The facilities also set 16 as the maximum number of people who can be in an apartment at one time. That figure includes the residents — usually, four. Having more than 16 in an apartment results in a fine for the residents.

“We have found that when a group gets over 16, we suddenly have the dynamics of a crowd, and crowds can suddenly do crazy things. By keeping a lid on things like this, we’ve really done away with some of the crazy stuff that can happen when you don’t have these safeguards in place because kids will drink and will do things they don’t normally do,” said Turek.
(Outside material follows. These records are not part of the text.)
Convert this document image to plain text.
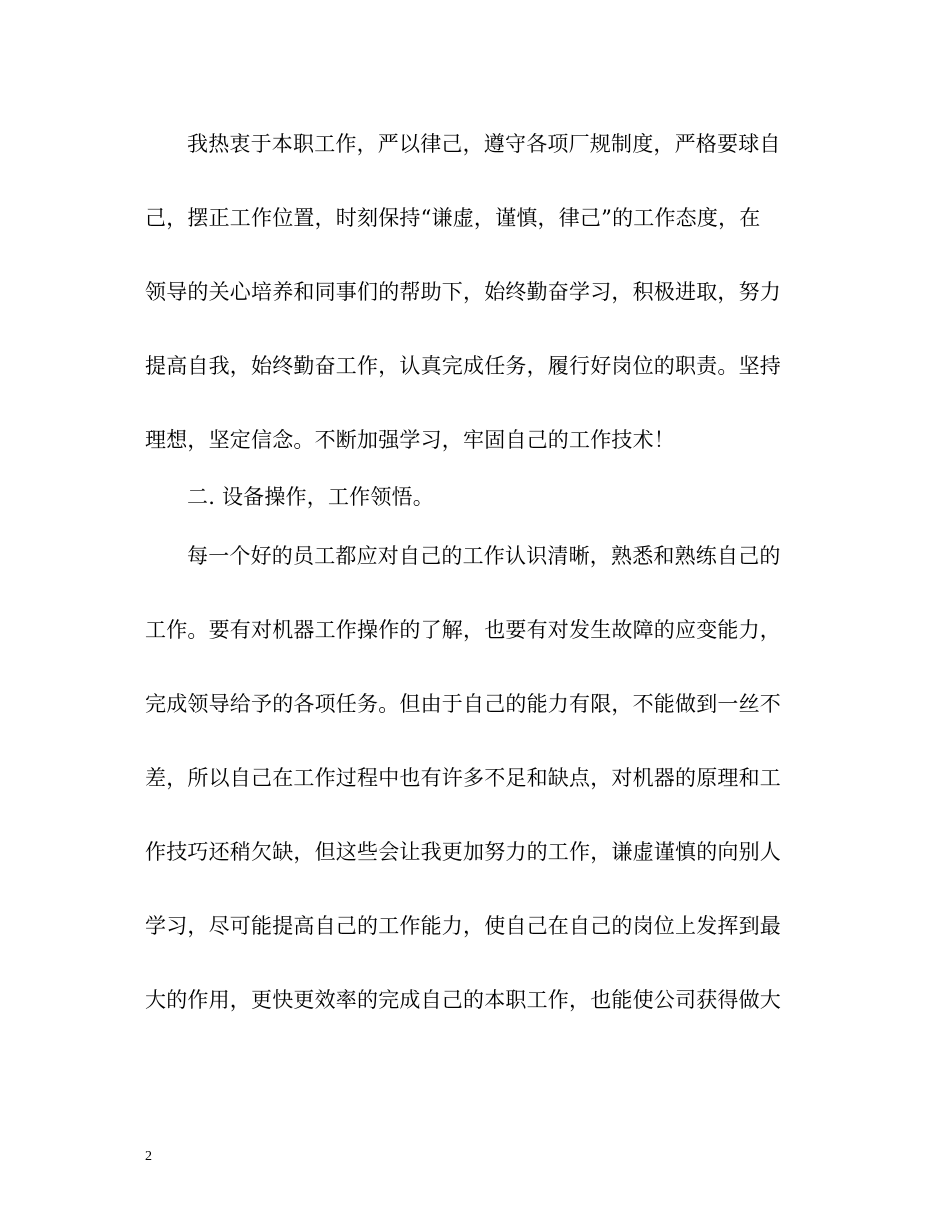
我热衷于本职工作，严以律己，遵守各项厂规制度，严格要球自
己，摆正工作位置，时刻保持“谦虚，谨慎，律己”的工作态度，在
领导的关心培养和同事们的帮助下，始终勤奋学习，积极进取，努力
提高自我，始终勤奋工作，认真完成任务，履行好岗位的职责。坚持
理想，坚定信念。不断加强学习，牢固自己的工作技术！
二. 设备操作，工作领悟。
每一个好的员工都应对自己的工作认识清晰，熟悉和熟练自己的
工作。要有对机器工作操作的了解，也要有对发生故障的应变能力，
完成领导给予的各项任务。但由于自己的能力有限，不能做到一丝不
差，所以自己在工作过程中也有许多不足和缺点，对机器的原理和工
作技巧还稍欠缺，但这些会让我更加努力的工作，谦虚谨慎的向别人
学习，尽可能提高自己的工作能力，使自己在自己的岗位上发挥到最
大的作用，更快更效率的完成自己的本职工作，也能使公司获得做大
2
The fines were put in place with a back-up plan: If students refused to pay a fine, then security would call the co-signers for their apartments — otherwise known as their parents. “We’re going to let them know what happened. That usually takes care of the problem and there is no issue with paying the fine,” he said.

“In the beginning, there were a lot of fines, but as time went on, our residents started to learn the discipline that was necessary to live at our apartments and with our neighbors. That’s how (the collaboration) began.”
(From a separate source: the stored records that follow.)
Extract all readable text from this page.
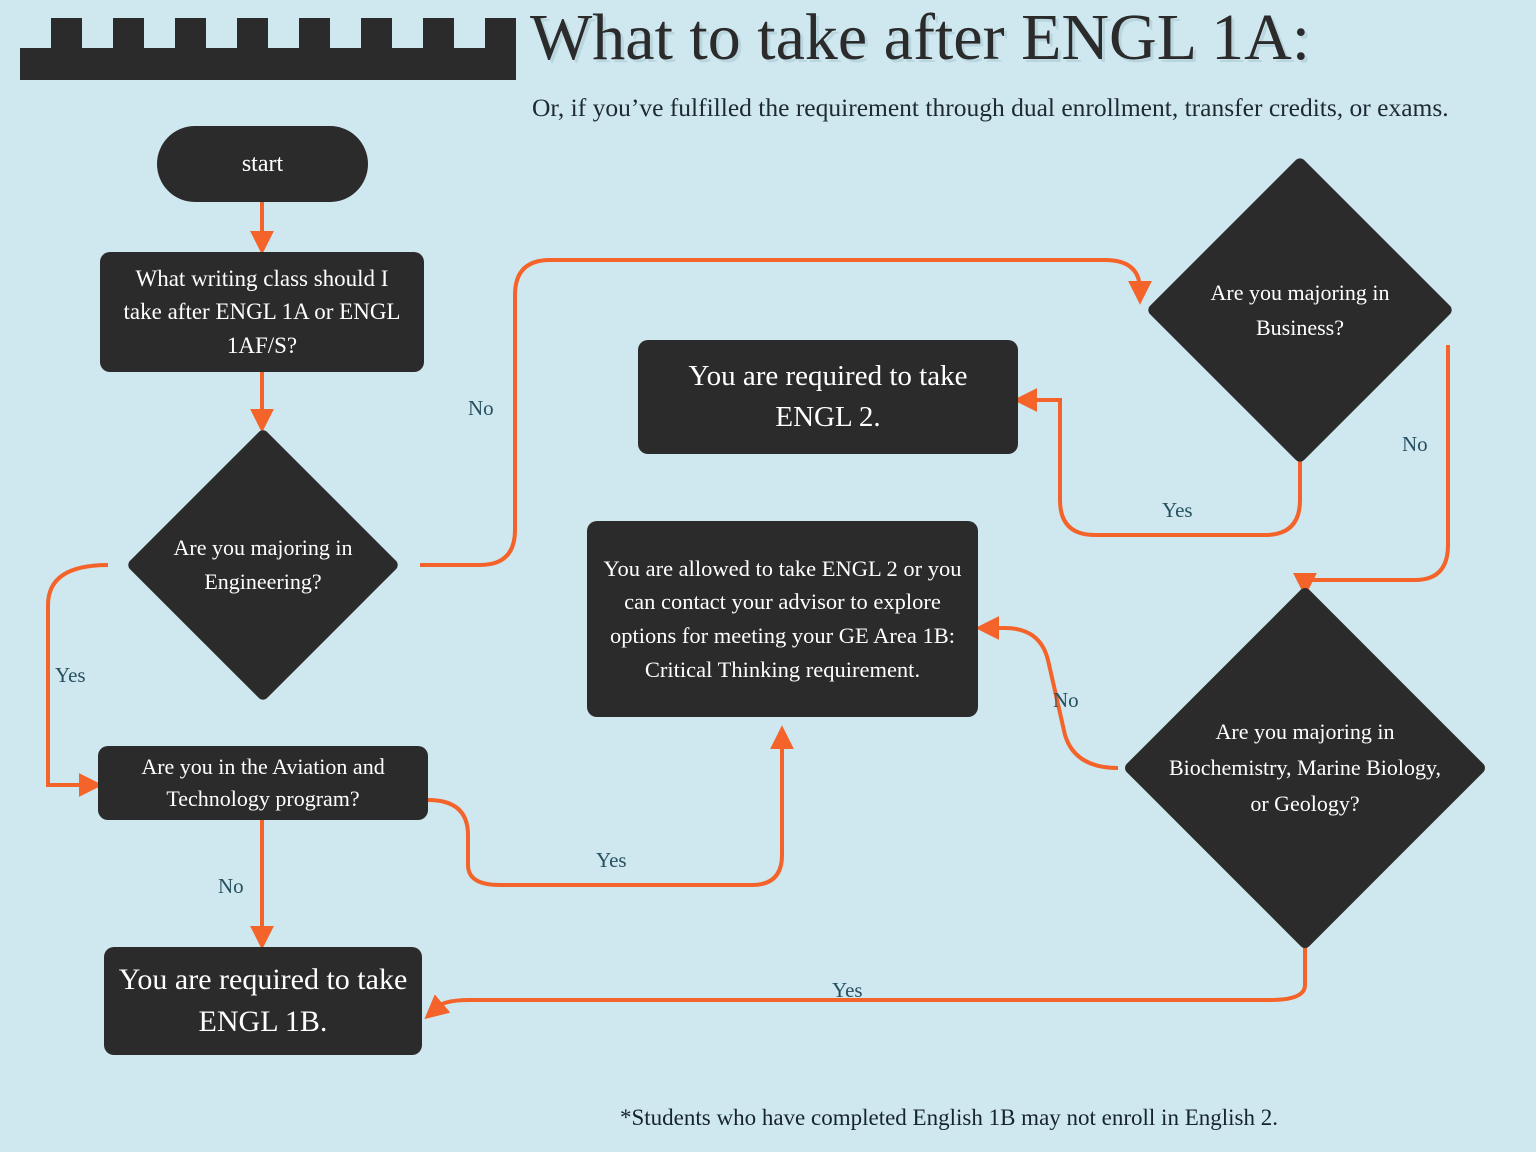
What to take after ENGL 1A:
Or, if you’ve fulfilled the requirement through dual enrollment, transfer credits, or exams.
*Students who have completed English 1B may not enroll in English 2.
start
What writing class should I take after ENGL 1A or ENGL 1AF/S?
Are you majoring in Engineering?
Are you in the Aviation and Technology program?
You are required to take ENGL 1B.
You are required to take ENGL 2.
You are allowed to take ENGL 2 or you can contact your advisor to explore options for meeting your GE Area 1B: Critical Thinking requirement.
Are you majoring in Business?
Are you majoring in Biochemistry, Marine Biology, or Geology?
No
Yes
Yes
No
No
Yes
Yes
No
Not only did the students get the message, so did four other nearby housing complexes. Managers at 48 West, Country Place, Hillcrest and Copper Beach inquired about the security service Meadows Crossing and Campus West were using and came aboard. That situation created a volume buy that reduced the cost of security for each complex and extended the enforcement hours.

Turek said after the six facilities held a few months of monthly meetings, they invited GVSU’s security to get involved and it did. Then they reached out to the Ottawa County Sheriff’s Department and it got involved, as well. “We thought: Let’s have a total, encompassing approach to this,” he said.
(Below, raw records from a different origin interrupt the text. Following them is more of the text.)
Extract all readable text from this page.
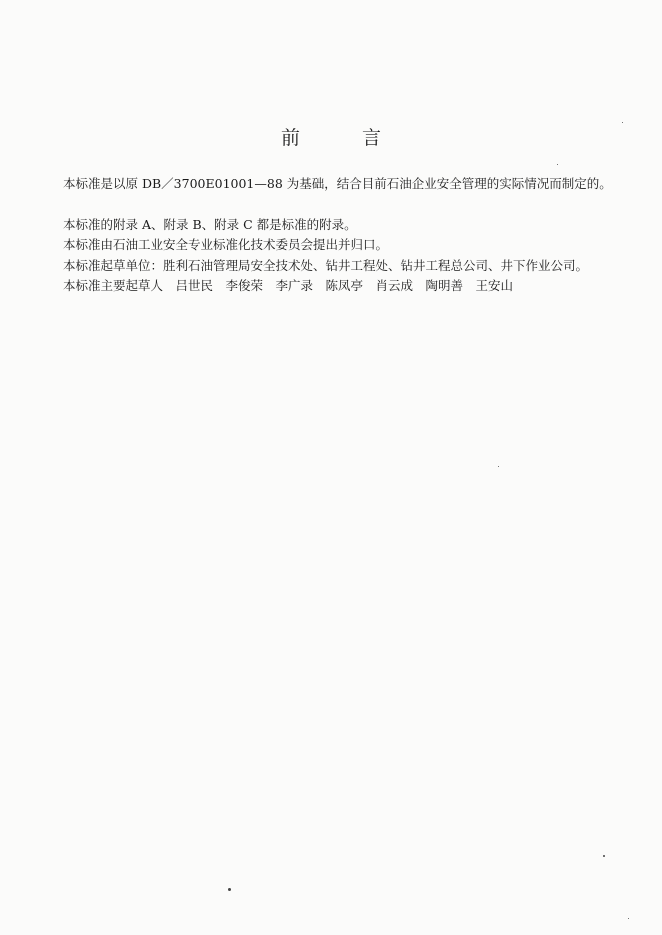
前言

本标准是以原 DB／3700E01001—88 为基础，结合目前石油企业安全管理的实际情况而制定的。

本标准的附录 A、附录 B、附录 C 都是标准的附录。

本标准由石油工业安全专业标准化技术委员会提出并归口。

本标准起草单位：胜利石油管理局安全技术处、钻井工程处、钻井工程总公司、井下作业公司。

本标准主要起草人　吕世民　李俊荣　李广录　陈凤亭　肖云成　陶明善　王安山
The payoff to this story? The collaboration among housing competitors first undertaken by Silveri has exceeded expectations.

“The sheriff’s department has said the incidents of them being called has dropped dramatically over the last five years that we’ve been doing this because we’re handling things that they would have been called out for. Our security team is able to take care of a lot of little routine things so they’re not encumbered and tied up with the minor stuff,” said Turek.

“And, by and large, the kids are just more disciplined because they know they’re going to get fined for stepping out of line. Quite frankly, though, we don’t bother people if their party is under control. We’re not out witch-hunting and trying to find violators. It’s just when somebody complains, then we’ve got to deal with it. … We try to work with our residents. We’re not being harsh.”

The security plan consists of a car driving through the six properties on the normally quiet evenings of Sunday through Wednesday. From Thursday through Saturday, eight security personnel roam the properties.

“It works out well. We’re able to save money on security but yet provide seven days of security to our residents,” said Turek, whose firm manages 400,000 square feet of housing, retail and office space.

“For parents, that is one of the first things they ask about. Everybody is concerned about security. You live in your neighborhood because you think it’s secure, and we feel we have a pretty good solution for dealing with that issue.”